A mezzo d'un mirabolante un-due-tre, l'incipit riassume tutta la politica economica tremontiana: socialismo populista + monopoli nazionali simbiotici al potere politico + rovesciamento della realtà:
1. Son anni che GT annuncia il “rientro della politica” senza che agli annunci seguano altro che condoni, o fallimenti. La lista di quest’ultimi è nota: Tremonti bonds, Banca del Sud, cartolarizzazione del patrimonio edilizio pubblico, richieste di dazi europei, vendita dell’oro della Banca d’Italia, social cards della miseria, riforme fiscali mai avvenute ...
2. Il barattolo di pelati Cirio: Tremonti rieccheggia la linea difensiva di Cragnotti. In realtà le frodi maggiori avvennero mentre Tremonti era ministro dell'economia, le tecniche finanziarie usate furono elementari e la legislazione che permise a Cragnotti di frodare e scamparla venne mantenuta in vigore (e in parte promulgata) mentre il nostro sedeva a quella medesima scrivania. La “finanza disinvolta” c’entra come i cavoli a merenda.

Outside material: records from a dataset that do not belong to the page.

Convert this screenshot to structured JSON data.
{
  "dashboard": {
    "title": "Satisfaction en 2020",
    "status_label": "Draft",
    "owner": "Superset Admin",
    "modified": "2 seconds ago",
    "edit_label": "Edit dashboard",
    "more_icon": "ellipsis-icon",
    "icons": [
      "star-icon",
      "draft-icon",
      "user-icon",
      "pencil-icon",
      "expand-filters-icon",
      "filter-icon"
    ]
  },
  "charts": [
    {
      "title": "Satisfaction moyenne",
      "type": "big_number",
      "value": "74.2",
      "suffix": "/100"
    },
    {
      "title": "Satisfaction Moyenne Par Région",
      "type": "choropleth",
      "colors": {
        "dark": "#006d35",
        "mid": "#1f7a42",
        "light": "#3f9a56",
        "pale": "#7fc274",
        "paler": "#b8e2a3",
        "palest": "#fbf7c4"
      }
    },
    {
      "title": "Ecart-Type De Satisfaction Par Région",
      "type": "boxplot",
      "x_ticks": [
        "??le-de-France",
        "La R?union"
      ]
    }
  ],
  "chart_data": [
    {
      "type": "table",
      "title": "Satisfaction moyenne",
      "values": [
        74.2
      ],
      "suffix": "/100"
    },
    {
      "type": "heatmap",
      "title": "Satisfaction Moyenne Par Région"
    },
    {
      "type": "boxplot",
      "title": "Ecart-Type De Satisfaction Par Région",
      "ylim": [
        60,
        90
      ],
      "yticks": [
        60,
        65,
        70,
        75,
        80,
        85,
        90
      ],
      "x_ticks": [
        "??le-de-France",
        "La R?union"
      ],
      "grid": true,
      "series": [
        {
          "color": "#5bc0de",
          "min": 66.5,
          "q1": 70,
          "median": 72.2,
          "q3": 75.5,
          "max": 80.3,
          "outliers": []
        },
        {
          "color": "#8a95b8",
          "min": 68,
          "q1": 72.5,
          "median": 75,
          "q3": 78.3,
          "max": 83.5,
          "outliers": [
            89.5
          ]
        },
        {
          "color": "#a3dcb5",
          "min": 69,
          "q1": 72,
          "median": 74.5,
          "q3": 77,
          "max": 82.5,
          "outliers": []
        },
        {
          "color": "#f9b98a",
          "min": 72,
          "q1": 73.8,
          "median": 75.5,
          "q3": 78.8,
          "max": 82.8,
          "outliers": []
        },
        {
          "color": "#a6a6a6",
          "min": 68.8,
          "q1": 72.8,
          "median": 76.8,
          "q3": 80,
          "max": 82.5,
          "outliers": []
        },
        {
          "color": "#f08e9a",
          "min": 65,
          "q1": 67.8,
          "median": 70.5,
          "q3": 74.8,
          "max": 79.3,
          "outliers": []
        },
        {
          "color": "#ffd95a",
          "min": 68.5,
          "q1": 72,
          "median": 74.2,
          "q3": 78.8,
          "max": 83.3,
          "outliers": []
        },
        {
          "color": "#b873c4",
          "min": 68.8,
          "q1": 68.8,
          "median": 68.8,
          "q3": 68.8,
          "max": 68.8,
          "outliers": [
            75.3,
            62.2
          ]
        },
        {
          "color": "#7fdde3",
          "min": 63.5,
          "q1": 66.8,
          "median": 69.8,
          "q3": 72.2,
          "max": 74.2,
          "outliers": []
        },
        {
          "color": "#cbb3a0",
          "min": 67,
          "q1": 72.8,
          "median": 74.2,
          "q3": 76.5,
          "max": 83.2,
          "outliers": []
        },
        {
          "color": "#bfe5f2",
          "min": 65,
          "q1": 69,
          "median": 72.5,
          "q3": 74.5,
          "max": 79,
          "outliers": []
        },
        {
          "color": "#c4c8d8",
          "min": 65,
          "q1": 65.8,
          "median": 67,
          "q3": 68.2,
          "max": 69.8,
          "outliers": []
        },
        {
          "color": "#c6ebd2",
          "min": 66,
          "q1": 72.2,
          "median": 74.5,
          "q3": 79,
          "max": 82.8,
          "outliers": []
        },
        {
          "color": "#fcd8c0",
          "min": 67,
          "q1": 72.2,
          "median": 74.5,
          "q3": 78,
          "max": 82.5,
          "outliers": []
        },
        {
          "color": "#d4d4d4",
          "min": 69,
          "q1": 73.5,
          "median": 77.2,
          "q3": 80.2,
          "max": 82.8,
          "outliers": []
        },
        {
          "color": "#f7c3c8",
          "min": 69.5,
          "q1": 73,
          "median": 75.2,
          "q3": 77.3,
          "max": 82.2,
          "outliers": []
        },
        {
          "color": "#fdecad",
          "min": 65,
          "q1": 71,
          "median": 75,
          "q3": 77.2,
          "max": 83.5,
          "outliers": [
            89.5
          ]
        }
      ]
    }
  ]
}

C’entra, invece, la “politica disinvolta” che GT pratica sin da quando lavorava per Craxi, maestro della medesima.
3. La tassa di Obama: ennesimo attacco al libero mercato e ai piccoli risparmiatori. Tassa populista a suggello del patto mefistofelico fra Washington e Wall Street: il supporto della dirigenza bancaria (i cu ingiustificati redditi vennero e vengono preservati) a cambio della tosatura degli azionisti. A questo modello Tremonti s'ispira, il suo unico cruccio essendo quello che le banche italiane non hanno ancora ceduto alle sue, per niente timide ma senz'altro pelose, offerte d'aiuto.
Il resto dell'intervista si sviluppa quindi in una realtà parallela, farcendosi d'insensatezze (def: sequenza di parole prive di senso compiuto e/o riscontro nella realtà). Documentarle tutte richiederebbe un altro libro ... in fondo all'articolo elenco le peggiori, lasciando ai lettori il piacere di discuterle.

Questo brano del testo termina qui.